Best Basically Incomprehensible Dedication to a Husband — Vanessa Kirby as Empress Joséphine, Napoleon
Photo: Sony Pictures/Everett Collection
Napoleon, Ridley Scott’s underratedly weird film about the French emperor (Joaquin Phoenix) features a lot of baffling decisions, such as Napoleon being the only person with an American accent. But nothing is stranger than Empress Joséphine’s single-minded, utterly unexplained dedication to her ex-husband at the end of the film. Early on, she betrays him by sleeping with another man, but her “wife turn” comes soon after, and by the halfway point she has rededicated herself to their marriage (with some kinky sexual power plays in between). Then Napoleon divorces her because she cannot bear a son, and by the end of the movie, she lies in bed dying, repeating that Napoleon is coming back like a parrot that happens to have tuberculosis.
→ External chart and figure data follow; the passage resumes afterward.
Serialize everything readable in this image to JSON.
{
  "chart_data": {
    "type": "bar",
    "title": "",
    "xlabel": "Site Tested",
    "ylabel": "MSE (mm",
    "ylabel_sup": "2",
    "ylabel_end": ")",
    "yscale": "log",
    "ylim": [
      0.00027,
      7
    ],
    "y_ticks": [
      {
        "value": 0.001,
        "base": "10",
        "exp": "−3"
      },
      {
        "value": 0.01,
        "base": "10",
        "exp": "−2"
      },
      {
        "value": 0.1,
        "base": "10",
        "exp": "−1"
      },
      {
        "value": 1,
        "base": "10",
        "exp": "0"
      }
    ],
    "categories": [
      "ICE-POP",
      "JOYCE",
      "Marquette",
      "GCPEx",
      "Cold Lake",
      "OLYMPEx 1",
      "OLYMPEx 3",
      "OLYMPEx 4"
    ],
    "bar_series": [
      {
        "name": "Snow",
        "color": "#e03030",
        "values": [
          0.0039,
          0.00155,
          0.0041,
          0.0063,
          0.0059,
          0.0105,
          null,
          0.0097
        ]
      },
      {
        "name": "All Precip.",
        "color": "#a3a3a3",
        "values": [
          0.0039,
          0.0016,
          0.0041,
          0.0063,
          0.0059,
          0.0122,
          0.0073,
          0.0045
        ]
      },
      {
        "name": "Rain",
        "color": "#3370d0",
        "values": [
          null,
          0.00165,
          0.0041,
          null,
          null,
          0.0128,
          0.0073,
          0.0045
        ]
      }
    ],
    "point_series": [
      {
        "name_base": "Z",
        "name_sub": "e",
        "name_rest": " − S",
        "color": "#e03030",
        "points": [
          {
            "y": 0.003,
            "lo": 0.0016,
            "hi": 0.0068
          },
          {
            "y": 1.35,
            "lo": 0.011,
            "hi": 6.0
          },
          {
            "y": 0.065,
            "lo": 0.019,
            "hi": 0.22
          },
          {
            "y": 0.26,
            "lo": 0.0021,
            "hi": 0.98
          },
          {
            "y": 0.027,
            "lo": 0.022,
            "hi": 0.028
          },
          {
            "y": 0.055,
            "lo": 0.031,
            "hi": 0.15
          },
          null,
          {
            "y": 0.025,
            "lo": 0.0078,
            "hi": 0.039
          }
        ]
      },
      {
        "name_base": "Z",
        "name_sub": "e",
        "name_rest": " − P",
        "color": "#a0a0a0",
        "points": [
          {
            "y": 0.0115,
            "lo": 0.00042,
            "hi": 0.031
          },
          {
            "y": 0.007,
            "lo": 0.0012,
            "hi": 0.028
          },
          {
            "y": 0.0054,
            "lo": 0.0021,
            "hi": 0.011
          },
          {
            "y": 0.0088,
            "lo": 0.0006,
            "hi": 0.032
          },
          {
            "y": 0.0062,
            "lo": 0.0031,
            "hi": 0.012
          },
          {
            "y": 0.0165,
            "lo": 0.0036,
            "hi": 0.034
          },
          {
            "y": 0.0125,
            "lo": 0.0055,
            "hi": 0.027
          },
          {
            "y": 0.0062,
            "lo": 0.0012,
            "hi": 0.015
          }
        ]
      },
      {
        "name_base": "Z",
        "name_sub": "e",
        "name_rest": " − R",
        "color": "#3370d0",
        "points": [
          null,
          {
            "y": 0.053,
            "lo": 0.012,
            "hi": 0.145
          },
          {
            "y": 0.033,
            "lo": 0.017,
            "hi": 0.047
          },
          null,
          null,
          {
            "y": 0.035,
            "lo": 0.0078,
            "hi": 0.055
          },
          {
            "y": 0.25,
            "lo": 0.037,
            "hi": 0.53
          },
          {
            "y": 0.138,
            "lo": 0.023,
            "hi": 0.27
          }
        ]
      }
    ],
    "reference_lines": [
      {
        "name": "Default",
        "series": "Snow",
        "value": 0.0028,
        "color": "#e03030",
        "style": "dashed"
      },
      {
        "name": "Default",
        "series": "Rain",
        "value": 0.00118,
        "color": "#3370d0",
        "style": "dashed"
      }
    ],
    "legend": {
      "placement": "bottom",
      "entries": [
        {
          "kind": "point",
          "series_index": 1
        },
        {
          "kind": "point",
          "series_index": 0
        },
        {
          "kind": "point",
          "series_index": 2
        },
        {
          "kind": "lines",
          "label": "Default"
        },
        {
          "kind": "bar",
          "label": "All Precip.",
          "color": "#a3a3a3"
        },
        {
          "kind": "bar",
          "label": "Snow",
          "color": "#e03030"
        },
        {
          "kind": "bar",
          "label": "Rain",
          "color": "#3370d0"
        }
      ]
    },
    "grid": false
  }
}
In Napoleon, Joséphine is, shall we say, an enigma, initially presented as a schemer looking for stability for her family through her marriage to Napoleon, but the audience loses sight of her interiority soon after. It is entirely unclear when or why she becomes enthralled with Napoleon to the point of dedicating her final breaths to him. Scott has said the four-hour “director’s cut” of the film included a lot of Joséphine content that ended up on the cutting-room floor when he had to shorten it for theatrical release. Yet Napoleon wins this award because its supreme lack of perspective on its female lead reads as a stylistic choice. Josephine is so entirely illegible a character that it becomes impossible to look away from her. Who is this woman? Why is this woman? Napoleon has no answers.
Honorary Award for Never Being Mad at a Man at All, Actually — Shailene Woodley, Ferrari and Dumb Money
Photo-Illustration: Vulture
While movie Wives in 2023 were largely notable for their differing opinions on the Man in Their Lives, one woman managed to play not one but two utter doormats. Shailene Woodley, in both Ferrari and Dumb Money, is deeply understanding and supportive. Always — whether her man is married to someone else and refuses to publicly acknowledge their son as his own (as in Ferrari) or hyper-focusing his entire life on buying GameStop stock (as in Dumb Money). While this unfortunately does not qualify her for an actual BoB, her work is nonetheless seen and supported by the Academy.